Property prices across Scotland reached a new high in the final quarter of 2014-15, according to data from Registers of Scotland. Their ten-year overview of the Scottish property market has revealed some intriguing trends and statistics regarding house prices and market activity.
In total, the Scottish residential housing market has generated just over £149.3 billion in sales over the last decade. During this period, house prices experienced four periods of growth bookended by periods of relative stability. Although sales volumes are now returning to levels not seen since 2008, they remain substantially below historic highs due in large measure to tighter mortgage lending criteria.
The Registers of Scotland data is unique in covering every property transaction - even those where no mortgage was required to facilitate the purchase. Indeed, cash sales now equate to 35.8% of the market, compared to just 17.3% back in 2005-06.
Regardless of funding vehicles, the average house price in Scotland has increased by 35% since 2005. A 6.2% rise during the most recent year has established a current average of £167,396. However, this headline figure masks significant regional variations. While all of Scotland's 32 council regions have seen house prices increase, Glasgow's rose by just 7.2% in the last decade whereas Aberdeen City experienced an 87.8% uplift in average prices.
Another surprising statistic involves a 70% increase in the number of residential properties selling for over a million pounds. Six of the most prolific postcodes for million-pound sales are in Edinburgh, with one in Aberdeen, two in Glasgow and one in South Lanarkshire - covering part of East Kilbride and the wealthy village of Thorntonhall.
As well as hosting the postcode with the highest proportion of million-pound property sales (EH12), the Edinburgh market also dominates these figures in terms of overall property value. Over the last year, over £2.64 billion of property was sold inside Edinburgh City Council's boundaries - more than in 14 other council regions combined. Total transactions in Edinburgh carried almost twice the value of those in Glasgow, which saw a 36% drop in market value compared to 2005-06.
By comparing the RoS data with information from the Office of National Statistics, it's possible to determine that North and East Ayrshire are currently the most affordable areas for homebuyers, with average prices of £120,400 and £110,277 respectively. By contrast, homes in Aberdeenshire sell for nine times the local median annual income, compared to a Scottish average of six times the median annual income of £21,770.

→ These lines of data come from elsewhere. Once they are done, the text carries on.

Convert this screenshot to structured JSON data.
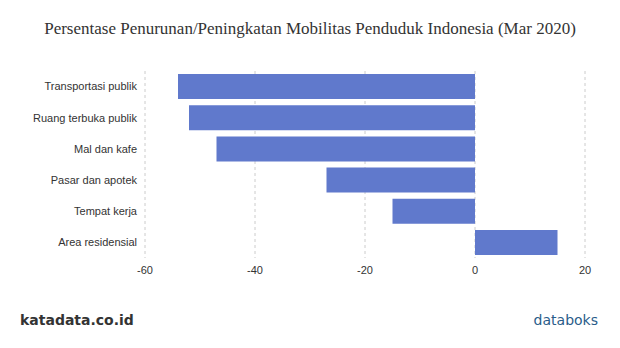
{
  "chart_data": {
    "type": "bar",
    "title": "Persentase Penurunan/Peningkatan Mobilitas Penduduk Indonesia (Mar 2020)",
    "orientation": "horizontal",
    "categories": [
      "Transportasi publik",
      "Ruang terbuka publik",
      "Mal dan kafe",
      "Pasar dan apotek",
      "Tempat kerja",
      "Area residensial"
    ],
    "values": [
      -54,
      -52,
      -47,
      -27,
      -15,
      15
    ],
    "color": "#6079cc",
    "xlim": [
      -60,
      20
    ],
    "xticks": [
      -60,
      -40,
      -20,
      0,
      20
    ],
    "grid": true,
    "annotations": [
      "katadata.co.id",
      "databoks"
    ]
  }
}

In terms of property types, terraced houses have experienced the highest price increases, although flatted dwellings remain the dominant property style in Scotland. Over the last decade, flats accounted for over 41% of all residential sales, with average prices of £138,171 rising from £105,282 in 2005-06. It's worth noting that the majority of property sales in Scotland over the last ten years have been between £100,000 and £250,000 in value, which suggests affordability levels have remained fairly stable even during the various highs and lows of the housing market.